Qui peut œuvrer pour la renaissance de la nation togolaise ?
Cette interrogation constitue à elle seule un début de solution au drame togolais. En effet, une frange de la population ne semble pas être concernée par la question de l’alternance ou du bien-être de la population. Eux, ce sont les membres du gouvernement de Faure Gnassingbé, les directeurs généraux des sociétés d’Etat et de leurs démembrements, les griots du régime en place, les nostalgiques de feu Eyadema et tout ce groupe d’arrivistes que Faure Gnassingbé lui-même qualifie de « minorité pilleuse ». A ce groupe s’ajoute le bas peuple, foncièrement analphabète et instrumentalisé par des relents populistes et qui considère ses droits comme des faveurs.

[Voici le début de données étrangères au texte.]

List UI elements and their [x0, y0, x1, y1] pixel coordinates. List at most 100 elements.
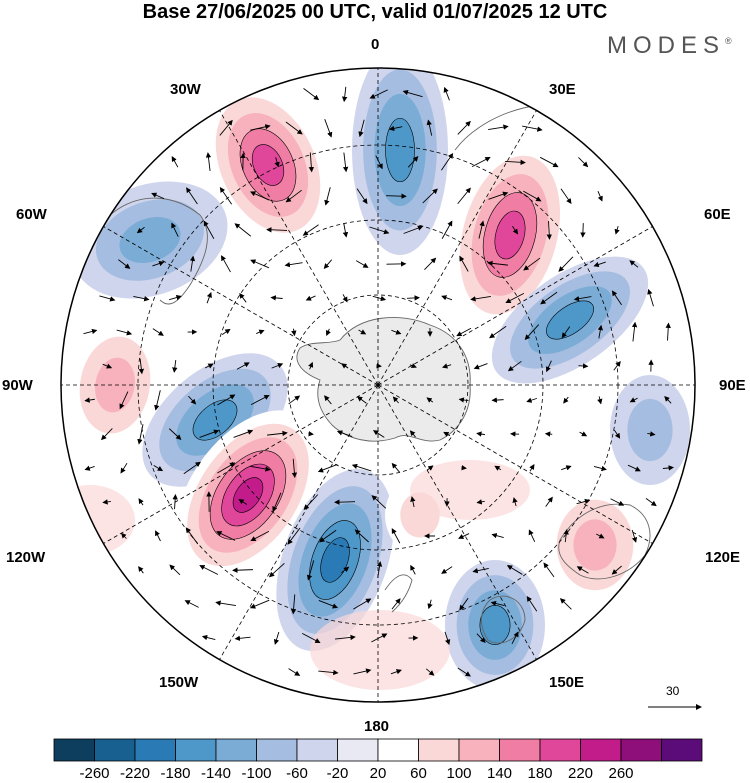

Au-delà de la recherche des intérêts personnels qui se trouve être un justificatif de l’appartenance à ce régime, il faut relever que la plupart de ceux qui y sont se retrouve dans une contrainte morale qui ne dit pas son nom. Le vœu est alors passif mais il existe. Ainsi, tout ce monde se retrouve-t-il dans la posture des acteurs de l’alternance que la majorité de leurs compatriotes appellent de tous leurs vœux ? Ceux qui sont au pouvoir aujourd’hui, les membres du RPT-UNIR, ont le potentiel nécessaire leur permettant d’effectuer un sursaut moral pour se lancer dans le processus de la renaissance de la nation togolaise.
Les grands corps de la nation, l’armée, les corps paramilitaires, les enseignants, les professionnels de la justice et ceux de la santé, peuvent chacun en ce qui le concerne être un maillon de la chaine de refondation de la nation togolaise. Le désintérêt créé par la souffrance et la misère semblent prendre le pas sur un réel désir de changement. La seule condition qui permettrait d’y parvenir demeure une volonté de chaque citoyen de voir le Togo renaitre de ses cendres et d’arborer l’effigie d’une nation normale qui met véritablement en exergue les valeurs de ses fils et filles.
Au-delà de toutes les supputations politiciennes et des interprétations ou analyses pro ou anti-Unir qui se font, il faut reconnaitre que la société togolaise est gravement malade. L’Etat et ses démembrements n’inspirent plus aucune confiance aux citoyens. Que ce soit dans le secteur de l’éducation, de la santé, de la sécurité, de la communication ou dans le mode de gouvernance lui-même, peu de Togolais se retrouvent dans les pratiques et mesures que le gouvernement prend. Tout fonctionne à l’image d’un conglomérat où seuls les intérêts d’un petit groupe sont défendus. Pour tout dire, le Togo est à l’abandon. La gouvernance et l’autorité d’un Etat soucieux du bien-être de ses citoyens sont à la rue. Seule une réelle volonté des premiers acteurs de la vie sociopolitique ou une émergence brusque de Togolais imbus de valeurs citoyennes peut sauver le Togo.